O Brasil viveu, na semana que passou, mais um momento importante de sua história recente. Felizmente, a decisão das autoridades refletiu o anseio de grande parte de uma sociedade que luta por um país mais justo e livre da corrupção.

Ao negar habeas corpus em favor do ex-presidente Lula – condenado, já em duas instâncias, a 12 anos e 1 mês de reclusão por desvios investigados na Operação Lava Jato – o Supremo Tribunal Federal (STF) evitou que outros condenados protelem ou até mesmo se livrem de suas penas de prisão. Isso porque manteve entendimento anterior do próprio STF, que permite que penas de prisão possam começar a ser cumpridas após condenação em segunda instância.

Compromisso com o país
Apesar de cinco ministros terem sido favoráveis ao habeas corpus, o resultado final mostrou que a mais alta corte do Judiciário está comprometida com ações concretas de combate à corrupção. A sensação transmitida à sociedade é que os escândalos estarrecedores revelados pela Lava Jato e outras operações, ao contrário do que sempre foi praxe no Brasil, deixarão de ser varridos para debaixo do tapete.

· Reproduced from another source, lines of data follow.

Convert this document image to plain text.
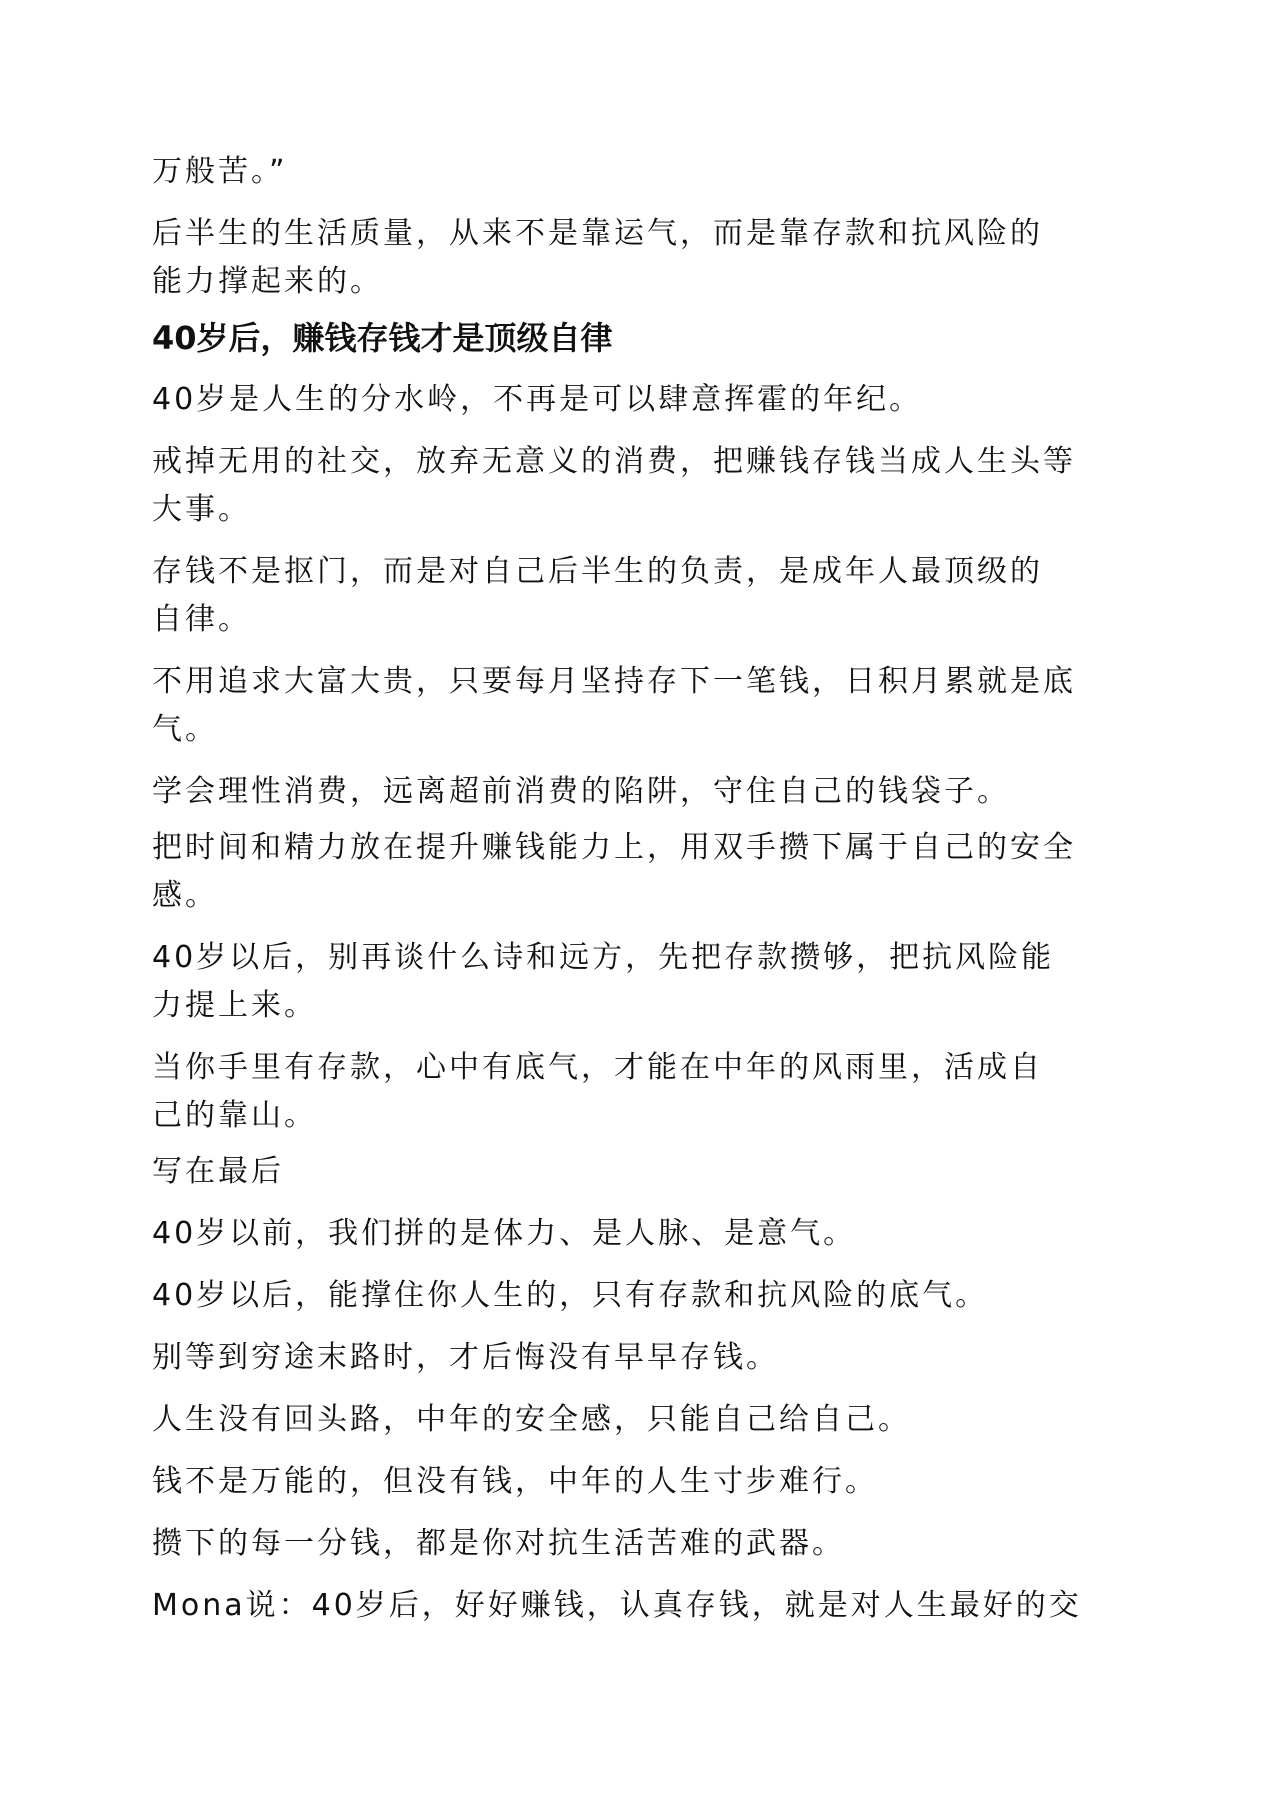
万般苦。”

后半生的生活质量，从来不是靠运气，而是靠存款和抗风险的

能力撑起来的。

40岁后，赚钱存钱才是顶级自律

40岁是人生的分水岭，不再是可以肆意挥霍的年纪。

戒掉无用的社交，放弃无意义的消费，把赚钱存钱当成人生头等

大事。

存钱不是抠门，而是对自己后半生的负责，是成年人最顶级的

自律。

不用追求大富大贵，只要每月坚持存下一笔钱，日积月累就是底

气。

学会理性消费，远离超前消费的陷阱，守住自己的钱袋子。

把时间和精力放在提升赚钱能力上，用双手攒下属于自己的安全

感。

40岁以后，别再谈什么诗和远方，先把存款攒够，把抗风险能

力提上来。

当你手里有存款，心中有底气，才能在中年的风雨里，活成自

己的靠山。

写在最后

40岁以前，我们拼的是体力、是人脉、是意气。

40岁以后，能撑住你人生的，只有存款和抗风险的底气。

别等到穷途末路时，才后悔没有早早存钱。

人生没有回头路，中年的安全感，只能自己给自己。

钱不是万能的，但没有钱，中年的人生寸步难行。

攒下的每一分钱，都是你对抗生活苦难的武器。

Mona说：40岁后，好好赚钱，认真存钱，就是对人生最好的交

O Brasil, graças a uma crise política que parece interminável, segue na vitrine do cenário internacional. Uma nova mudança de regras, alterando o entendimento sobre prisões de condenados, novamente deixaria latente a falta de segurança jurídica que, infelizmente, é uma marca do país. A instabilidade institucional causada por constantes mudanças de regras, como poderia ocorrer nesse caso, afeta a credibilidade do país e impacta diretamente em nossa economia.

Credibilidade
Como temos visto nos últimos anos, um dos primeiros efeitos dessa instabilidade é o rebaixamento das notas de crédito do país pelas agências de avaliação de riscos. Fato que impede muitos grupos internacionais de aplicar recursos no Brasil. Também leva a uma redução do investimento estrangeiro direto, feito por multinacionais para instalação de empreendimentos produtivos. Por fim, reduz a confiança dos empresários brasileiros, que igualmente adiam novos investimentos.

O resultado é menos geração de empregos, menos renda para a população e menos arrecadação de impostos para que os governos sustentem os serviços públicos. No momento em que ainda luta para superar os efeitos da pior crise econômica de sua história, o aumento dessa instabilidade poderia ser catastrófico para o Brasil.

Responsabilidade com o país
Durante o julgamento desta semana, a maioria dos ministros do STF mostrou sensibilidade e responsabilidade com o país. Temos, hoje, mais de 20 milhões de brasileiros desempregados ou subocupados, que sofrem para colocar comida na mesa de suas famílias. Para que essas pessoas tenham esperança em dias melhores, o Brasil precisa de estabilidade para que sua economia volte a crescer.

E foi essa mensagem que o STF passou à sociedade brasileira e à comunidade internacional. Que, a partir de agora, a sociedade cobre, cada vez com mais afinco, um comprometimento verdadeiro de nossas autoridades com a segurança jurídica, com combate à corrupção e, principalmente, com a estabilidade econômica do país. É hora de transformar o Brasil, de mostrar que somos um país sério, que será passado a limpo. Somente assim reencontraremos, de fato, o rumo do desenvolvimento.